Mas então Kobi chegou de Rishon LeZion. Rishon LeZion. A cidade dos shoppings e do Superland.
Para mim, é como viajar para o exterior sem passaporte. E, no entanto... a foto. Ah, a foto. Na foto, Kobi parece a versão israelense de Clint Eastwood. Mas não o Clint de Hollywood, e sim o Clint dos kibutzim. Barba por fazer grisalha, camisa de flanela xadrez, um ar rústico que lembrava tratores, vacas e espaços abertos. Algo nele transmitia uma masculinidade do passado, uma que não precisava de um caminho para encontrar o norte.
Jurei que a mais de 3 km à esquerda era o fim do mundo, mas o inverno afeta o julgamento, e o contrário é menos agradável quando se está sozinho sob ele. Decidi quebrar as ferramentas (e o odômetro). Enviei a ele um pequeno e hesitante ícone de estrelas.
Segue a transcrição exata, que será usada como prova no tribunal pelos encontros não realizados: Yael: 💫
Passou-se um minuto. Então veio a resposta. A única palavra que me fez pensar erroneamente que se tratava de um encanador ou um técnico de máquinas de lavar, e não de um amante latino: Kobi Rishaltz:
Obrigada por insistir...
O bom, o mau e o olhar nu
Nós definimos. Já que estou quebrando regras geográficas, decidi que eu criaria as regras. Chega de cafeterias com café aguado. Quero um restaurante. Um restaurante gourmet. Escolhi um lugar com toalhas de mesa brancas e preços que fazem você apreciar cada mordida.
Ele chegou. Bem, não era Clint Eastwood. Talvez o dublê do Clint nas cenas em que ele aparece de longe, no escuro e de costas. Ele era mais baixo, mais largo, e a camisa de flanela tinha sido substituída por uma jaqueta de couro sintético que estava na moda quando eu estava grávida da Shira. Ele tinha tiques estranhos na boca e a língua se movia entre os lábios de um jeito esquisito. Tentei ignorar. Sentamos. E a partir daquele momento, o espetáculo começou.
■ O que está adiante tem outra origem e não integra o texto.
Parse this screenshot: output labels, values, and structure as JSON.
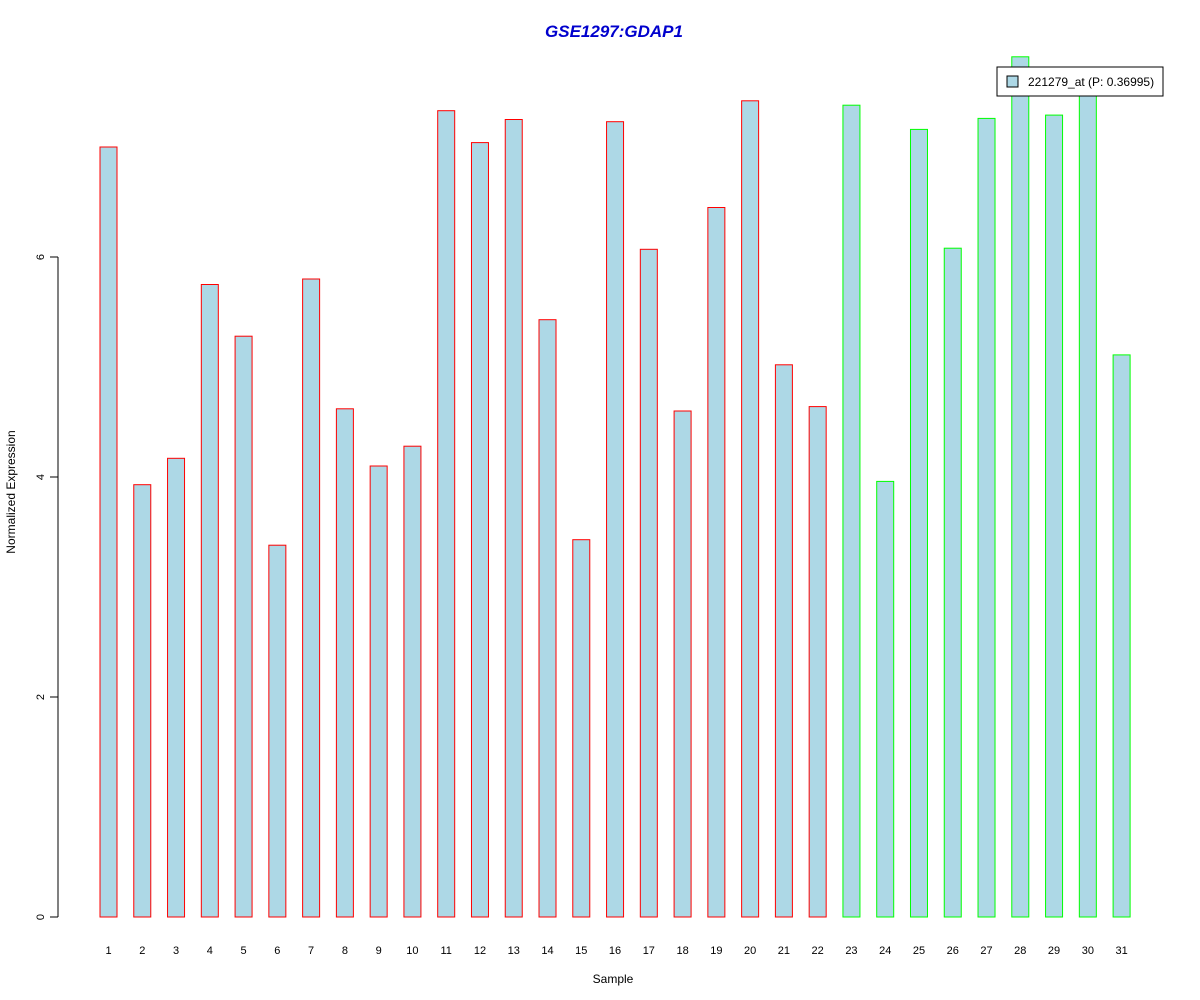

Kobi não falava muito. Ele basicamente... ficava olhando. Me encarava fixamente, sorria de um jeito sinistro e se despia. Não se despia de um jeito romântico, como quem diz "eu te quero", mas sim de um jeito que diz "estou dando uma olhada nas mercadorias do mercado de Ramla Lod". Ele tinha um sorriso que não saía do rosto, como uma máscara presa na roupa suja.
"Você tem olhos..." ele disse de repente, enquanto mastigava focaccia. Esperei por mais. Profundos? Inteligentes? Tristes? "...assim como olhos." Nossa. Shakespeare deve estar se revirando no túmulo. "Você é uma mulher... apenas uma mulher." Obrigada, Kobe. Seu diagnóstico de gênero é certeiro.
E eu? Como costumo fazer no santuário quando estou envergonhada, estressada ou simplesmente respirando, falei sem parar. Preenchi o espaço com palavras. Falei sobre o tempo, inteligência artificial, a situação política e uma receita de sopa de laranja. Ele apenas assentiu, deu aquele sorriso de palhaço e, de vez em quando, soltou um elogio infantil: "Você é linda", "Que cabelo", "Que perda de tempo".
O cerco da fortaleza
A noite havia terminado. Estava chovendo, fazia frio, e ele conseguiu (com um talento limitado, porém consistente) me convencer a ir à casa dele tomar um café. "Só um café", pensei. "Ele foi embora cedo, seja legal." Errado. Muito errado.
Assim que chegamos em casa, Clint Eastwood se transformou num polvo. Não tive tempo de colocar água na chaleira e ele atacou. Não houve preliminares, nem cortejo, nem romance. Foi um ataque frontal de um batalhão blindado. Ele tentou me beijar, me abraçar, me apalpar, tudo ao mesmo tempo. Me vi numa situação completamente bizarra: eu, Yael, uma respeitável senhora de 68 anos, realizando manobras evasivas de ninja na minha sala de estar. "Espera, a água está fervendo!", gritei e corri para a cozinha. Ele veio atrás de mim. "Você é uma figura", murmurou, tentando me agarrar pela cintura. "Coby, não estou me sentindo bem", tentei usar a desculpa da hipocondria. "Acho que estou com uma virose estomacal muito contagiosa." Isso não o deteve. "Eu vou te curar", sussurrou. Deus me livre.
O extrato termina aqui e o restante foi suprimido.